Ich sehe die e-mails sämtlicher Indie-Band-Sänger schon vor mir, deshalb: ja, ja, es gibt auch Menschen, die noch richtige Hüte tragen. Solche, die in der Form beinahe einem klassischen Fedora entsprechen. Zwar sind diese Hüte dann meist aus Stoff, nicht mehr aus Filz, doch es ist ein Schritt in die richtige Richtung. Lobe ich diese Leute? Keinesfalls. Stattdessen werde ich mich bei Ikea mit Gratis-Maßbändern eindecken und jedem von ihnen eines in die Hand drücken, wenn sie an mir vorbeilaufen.

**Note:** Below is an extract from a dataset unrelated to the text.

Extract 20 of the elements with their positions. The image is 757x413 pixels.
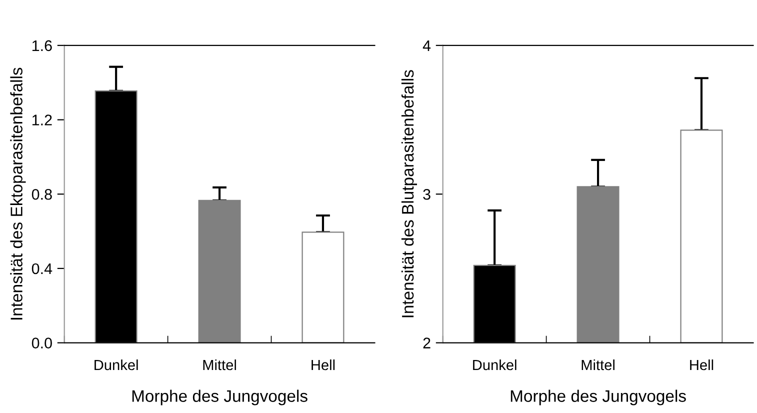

Denn einen Hut in der korrekten Größe zu erwerben, das war diesen Behuteten nicht vergönnt. Nein, ihre Kopfbedeckungen sind zu groß und sitzen knapp über den Augenbrauen - oder, schlimmer noch, sind zu klein. Dann erinnern ihre Träger an den Affen eines Leierkastenmannes (einer Berufsgruppe, die inzwischen offenbar dasselbe Problem wie den Hut ereilt hat; man sieht sie kaum noch). Diesen possierlichen Tierchen wurden in purer Verachtung des "keine Kleidung für Tiere"-Grundsatzes sehr kleine Hüte auf den Kopf geschnallt. Sie waren deshalb so klein, damit der Affe sich nicht durch den Hut irritiert fühlte, und versuchte, den Hut kreischend vom Kopf zu reißen. Bei den Menschen mit zu kleinen Hüten bin ich allerdings versucht, diesen kreischend herunterzureißen und dem Träger bei Unverständnis gegebenenfalls noch eine Bisswunde zuzufügen.

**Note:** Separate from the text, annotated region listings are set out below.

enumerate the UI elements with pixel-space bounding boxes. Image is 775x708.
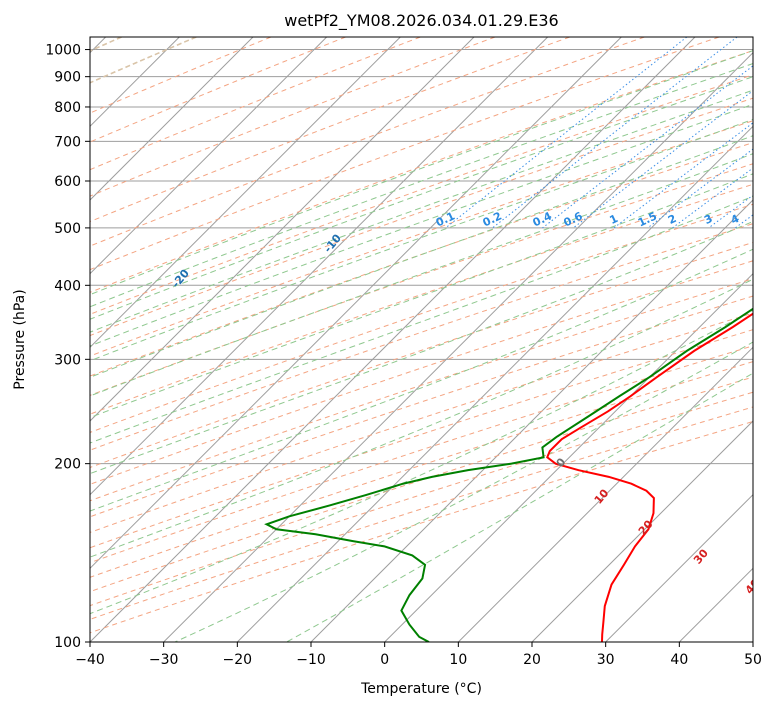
dry-adiabat	[90, 37, 720, 271]
x-tick-label: 40	[670, 652, 688, 668]
dry-adiabat	[90, 376, 753, 593]
dry-adiabat	[90, 37, 570, 223]
moist-adiabat-label: 10	[592, 486, 612, 506]
isotherm	[678, 567, 753, 642]
mixing-ratio-label: 6	[768, 212, 775, 227]
dry-adiabat	[90, 120, 753, 357]
isotherm	[457, 346, 753, 642]
isotherm	[90, 37, 328, 275]
moist-adiabat	[90, 278, 753, 558]
mixing-ratio-line	[572, 90, 753, 229]
chart-title: wetPf2_YM08.2026.034.01.29.E36	[284, 11, 558, 31]
moist-adiabat	[90, 309, 753, 615]
dry-adiabat	[90, 183, 753, 415]
dry-adiabat	[90, 37, 272, 114]
dry-adiabat	[90, 312, 753, 533]
dry-adiabat	[90, 295, 753, 518]
isotherm	[90, 37, 254, 201]
dry-adiabat	[90, 163, 753, 396]
mixing-ratio-line	[542, 65, 753, 229]
dry-adiabat	[90, 361, 753, 578]
outer-curve	[90, 37, 197, 84]
isotherm	[531, 420, 753, 642]
y-axis-label: Pressure (hPa)	[12, 289, 28, 389]
moist-adiabat	[90, 248, 753, 512]
mixing-ratio-line	[708, 194, 753, 229]
x-tick-label: −40	[75, 652, 105, 668]
y-tick-label: 300	[54, 352, 81, 368]
dry-adiabat-label: -20	[169, 267, 192, 291]
moist-adiabat	[90, 195, 753, 444]
moist-adiabat-label: 40	[743, 576, 763, 596]
moist-adiabat	[90, 103, 753, 347]
mixing-ratio-label: 1.5	[636, 209, 659, 229]
isotherm	[90, 37, 622, 570]
y-tick-label: 400	[54, 278, 81, 294]
temperature-series	[546, 312, 753, 642]
dry-adiabat	[90, 203, 753, 433]
y-tick-label: 900	[54, 70, 81, 86]
moist-adiabat	[90, 89, 753, 333]
x-tick-label: 0	[380, 652, 389, 668]
y-tick-label: 100	[54, 635, 81, 651]
dry-adiabat	[90, 260, 753, 485]
dry-adiabat	[90, 329, 753, 549]
moist-adiabat-label: 30	[691, 546, 711, 566]
y-tick-label: 1000	[45, 43, 81, 59]
x-tick-label: −10	[296, 652, 326, 668]
moist-adiabat	[90, 173, 753, 419]
x-axis-label: Temperature (°C)	[360, 681, 482, 697]
dry-adiabat	[90, 37, 496, 197]
dry-adiabat	[90, 97, 753, 337]
mixing-ratio-line	[613, 122, 753, 229]
dry-adiabat	[90, 223, 753, 451]
x-tick-label: −20	[223, 652, 253, 668]
moist-adiabat	[90, 153, 753, 397]
isotherm	[605, 493, 753, 642]
dry-adiabat	[90, 391, 753, 607]
isotherm	[90, 37, 475, 422]
dewpoint-series	[264, 307, 753, 642]
isotherm	[90, 37, 549, 496]
x-tick-label: 10	[449, 652, 467, 668]
x-tick-label: 30	[597, 652, 615, 668]
y-tick-label: 600	[54, 174, 81, 190]
y-tick-label: 700	[54, 134, 81, 150]
mixing-ratio-label: 0.6	[562, 209, 585, 229]
mixing-ratio-line	[672, 167, 753, 229]
y-tick-label: 200	[54, 457, 81, 473]
moist-adiabat	[90, 220, 753, 475]
moist-adiabat	[90, 63, 753, 308]
mixing-ratio-label: 0.4	[531, 209, 554, 229]
isotherm	[163, 51, 753, 642]
plot-area: -100-90-80-70-60-50-40-30-20-10010203040…	[90, 37, 775, 642]
y-tick-label: 500	[54, 221, 81, 237]
moist-adiabat	[90, 50, 753, 296]
dry-adiabat	[90, 142, 753, 377]
x-tick-label: 20	[523, 652, 541, 668]
dry-adiabat	[90, 37, 645, 247]
isotherm	[384, 272, 753, 642]
dry-adiabat	[90, 278, 753, 502]
dry-adiabat	[90, 241, 753, 469]
dry-adiabat	[90, 345, 753, 564]
dry-adiabat	[90, 37, 346, 143]
y-tick-label: 800	[54, 100, 81, 116]
moist-adiabat	[90, 118, 753, 362]
dry-adiabat	[90, 37, 421, 171]
mixing-ratio-line	[492, 37, 738, 229]
isotherm	[90, 37, 696, 642]
mixing-ratio-line	[734, 214, 753, 229]
plot-frame	[89, 36, 754, 643]
isotherm	[236, 125, 753, 642]
dry-adiabat	[90, 50, 753, 293]
x-tick-label: 50	[744, 652, 762, 668]
isotherm	[90, 37, 401, 349]
isotherm	[752, 641, 753, 642]
dry-adiabat	[90, 74, 753, 315]
mixing-ratio-label: 3	[702, 212, 714, 227]
x-tick-label: −30	[149, 652, 179, 668]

Humphrey Bogart mit Fedora

Eine geschätzte Leserin, J., veranstaltet anlässlich ihres Geburtstages eine "Hut-Party". Abgesehen davon, dass es eigentlich eine Unsitte ist, in geschlossenen Räumen die Kopfbedeckung nicht abzunehmen (bei einer solchen Party darf natürlich eine Ausnahme gemacht werden), werde ich die Gelegenheit nutzen, den perfekten Hut zu finden. Vielleicht schlicht, vielleicht etwas extravaganter. In jedem Fall rate ich meinen geneigten Lesern, sich einen klassischen Hut zuzulegen und ihn öfters mal zu tragen. Er schützt vor Regen, hilft einem "Bad Hair Day" ideal ab, man kann im Zug ein Schläfchen halten und die Fahrkarte für den Schaffner einfach in das Hutband klemmen (auch, wenn sie dann heutzutage vermutlich entwendet wird). Und mal ehrlich, können meine werten Leser sich einen eleganteren Anbandelungsversuch vorstellen, als eine Dame mit dem Lüften des Hutes auf der Straße zu grüßen? Sollten wir uns dann in der Stadt über den Weg laufen, werde ich anerkennend meinen Hut vor Ihnen ziehen.


Dorian Gray:
- ist so frei, einen weiteren Musiktipp zu geben: Something à la mode mit "Rondo Parisiano"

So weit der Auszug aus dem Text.